The council was created in 2001 when farmer-owned Fonterra was formed under special legislation from an industry mega-merger. The council was to be a watchdog for the cooperative's 10,000-odd shareholders but gripes that it is more a lapdog for the Fonterra board have grown in recent years.
Fonterra's FY19 net loss of $605m on asset writedowns of $826m brought the dissatisfaction to a head, inflamed by the council noting shareholders had experienced around $4 billion wealth destruction in the past two financial years.
The council narrowly beat off two shareholder remit efforts to put it under a microscope at Fonterra's annual meeting in November with a pre-emptive strike announcing it would conduct an independent review of itself. Simpson was among the challengers who want the council scrapped.
The upshot has been formation of a review group. It comprises four farmer-shareholders selected by council chairman Barron from 22 nominations, two Fonterra directors and two councillors. These eight appointed James Buwalda, a former scientist and senior public service executive as independent chairman.
The review is due to report to shareholders in August - providing Covid-19 doesn't slow it down. Regardless, it will have to be finished in time for any shareholder vote that may be required at November's agm.
While the tone of the survey has won applause, the review process has been criticised by some shareholders for not allowing former Fonterra farmer-directors to be nominated for the review group.

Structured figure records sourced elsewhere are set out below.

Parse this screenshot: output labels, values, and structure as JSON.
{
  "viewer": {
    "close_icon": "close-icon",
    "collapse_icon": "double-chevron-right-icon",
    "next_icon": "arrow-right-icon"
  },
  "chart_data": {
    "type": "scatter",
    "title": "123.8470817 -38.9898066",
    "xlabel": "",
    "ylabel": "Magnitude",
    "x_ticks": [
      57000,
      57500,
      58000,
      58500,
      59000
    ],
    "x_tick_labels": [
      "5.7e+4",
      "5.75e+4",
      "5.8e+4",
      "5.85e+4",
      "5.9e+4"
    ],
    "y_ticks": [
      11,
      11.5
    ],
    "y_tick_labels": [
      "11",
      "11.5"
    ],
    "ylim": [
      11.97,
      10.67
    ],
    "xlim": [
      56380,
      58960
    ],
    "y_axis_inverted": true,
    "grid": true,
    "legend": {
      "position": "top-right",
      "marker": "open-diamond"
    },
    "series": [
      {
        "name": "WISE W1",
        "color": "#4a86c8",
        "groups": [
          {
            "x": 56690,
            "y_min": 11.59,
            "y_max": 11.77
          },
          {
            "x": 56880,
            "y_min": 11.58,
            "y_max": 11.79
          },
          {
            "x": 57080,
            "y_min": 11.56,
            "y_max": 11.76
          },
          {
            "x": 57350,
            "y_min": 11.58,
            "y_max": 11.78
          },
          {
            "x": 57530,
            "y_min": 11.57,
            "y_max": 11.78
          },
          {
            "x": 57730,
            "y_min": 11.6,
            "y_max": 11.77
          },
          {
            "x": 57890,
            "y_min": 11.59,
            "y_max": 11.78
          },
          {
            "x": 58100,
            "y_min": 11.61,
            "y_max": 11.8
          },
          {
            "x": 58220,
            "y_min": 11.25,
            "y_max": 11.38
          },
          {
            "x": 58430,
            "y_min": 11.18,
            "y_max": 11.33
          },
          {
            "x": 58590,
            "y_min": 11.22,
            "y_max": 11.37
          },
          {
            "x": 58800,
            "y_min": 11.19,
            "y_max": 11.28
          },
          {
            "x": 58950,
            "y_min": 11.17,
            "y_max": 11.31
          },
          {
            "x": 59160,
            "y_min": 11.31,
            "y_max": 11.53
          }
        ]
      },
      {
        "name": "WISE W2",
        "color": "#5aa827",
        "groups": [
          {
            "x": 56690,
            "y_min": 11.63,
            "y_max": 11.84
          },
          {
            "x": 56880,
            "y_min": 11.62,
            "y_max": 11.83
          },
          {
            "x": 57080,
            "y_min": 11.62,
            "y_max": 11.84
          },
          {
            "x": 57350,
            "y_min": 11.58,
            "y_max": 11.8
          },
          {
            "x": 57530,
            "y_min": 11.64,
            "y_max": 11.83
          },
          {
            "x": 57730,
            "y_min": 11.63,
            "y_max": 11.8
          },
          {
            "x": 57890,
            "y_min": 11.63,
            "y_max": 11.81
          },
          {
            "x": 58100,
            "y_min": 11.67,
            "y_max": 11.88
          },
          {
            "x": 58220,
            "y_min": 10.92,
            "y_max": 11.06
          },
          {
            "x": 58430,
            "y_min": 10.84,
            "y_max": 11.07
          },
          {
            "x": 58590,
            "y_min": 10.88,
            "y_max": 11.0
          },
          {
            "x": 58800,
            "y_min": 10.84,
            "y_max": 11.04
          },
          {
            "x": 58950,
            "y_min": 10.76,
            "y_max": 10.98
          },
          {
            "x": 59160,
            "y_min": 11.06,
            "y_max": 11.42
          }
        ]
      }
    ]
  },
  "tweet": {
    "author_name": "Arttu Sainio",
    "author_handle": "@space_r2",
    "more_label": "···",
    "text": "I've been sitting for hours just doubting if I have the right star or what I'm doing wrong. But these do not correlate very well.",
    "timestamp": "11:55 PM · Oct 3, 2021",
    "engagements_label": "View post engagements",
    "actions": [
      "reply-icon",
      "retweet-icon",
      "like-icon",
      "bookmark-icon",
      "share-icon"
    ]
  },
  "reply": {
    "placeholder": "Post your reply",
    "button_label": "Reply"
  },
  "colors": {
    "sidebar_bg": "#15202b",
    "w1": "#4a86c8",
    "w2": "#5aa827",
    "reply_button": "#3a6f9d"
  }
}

"When do former directors stop being shareholders?", said one.
Former councillors were also blocked, Barron said.
"One of the reasons we landed on the makeup of the steering group was to balance knowledge of the organisation with some objectivity. Two current board and two current council members would bring that knowledge.
"What we were after from the four farmer members was some objectivity so to balance the group and get the right mix we have four farmer-shareholders, not former board members or councillors."
The review group is Buwalda, shareholders Judy Garshaw, Andrew Hoggard who is Federated Farmers vice-president, Paul Quinn and John Small, Fonterra directors John Nicholls and Donna Smit and councillors Emma Hammond and Mike Montgomerie.
On calls for the council to be scrapped, Barron told the Herald "the rationale for a farmer representative organisation is very strong".
Simpson said when Fonterra was formed 20 years ago, shareholders "probably wanted a backup system". But the world had changed, the council had done its dash and he didn't like wasting money.
"It's time to look at it and see if there's a better way. The whole communications thing has changed with social media. The (survey) questions will clearly draw out the need for change. There's a mood for change within the council too."
Waikato shareholder Jim Cotman, among those who in November called for the council's effectiveness and performance to be reviewed by professionals, said the council was "a feel good factor".
"It's not relevant to today's business.
"Now we are saying it's past its use-by date. We want value for money.
"We already pay Fonterra to have field reps who run around and do the same job (as councillors). We don't need two sets of accounts going out to shareholders, there needs to be rationalisation."
Cotman believed the council got in the way of the relationship between Fonterra directors and shareholders.
The once-close relationship between directors and farmers had been lost," he said.
"We have to be given quality information (about the company). At the moment we get our information from the Herald.
"Every cent is critical to a farmer. We need to be a bit smarter with out money."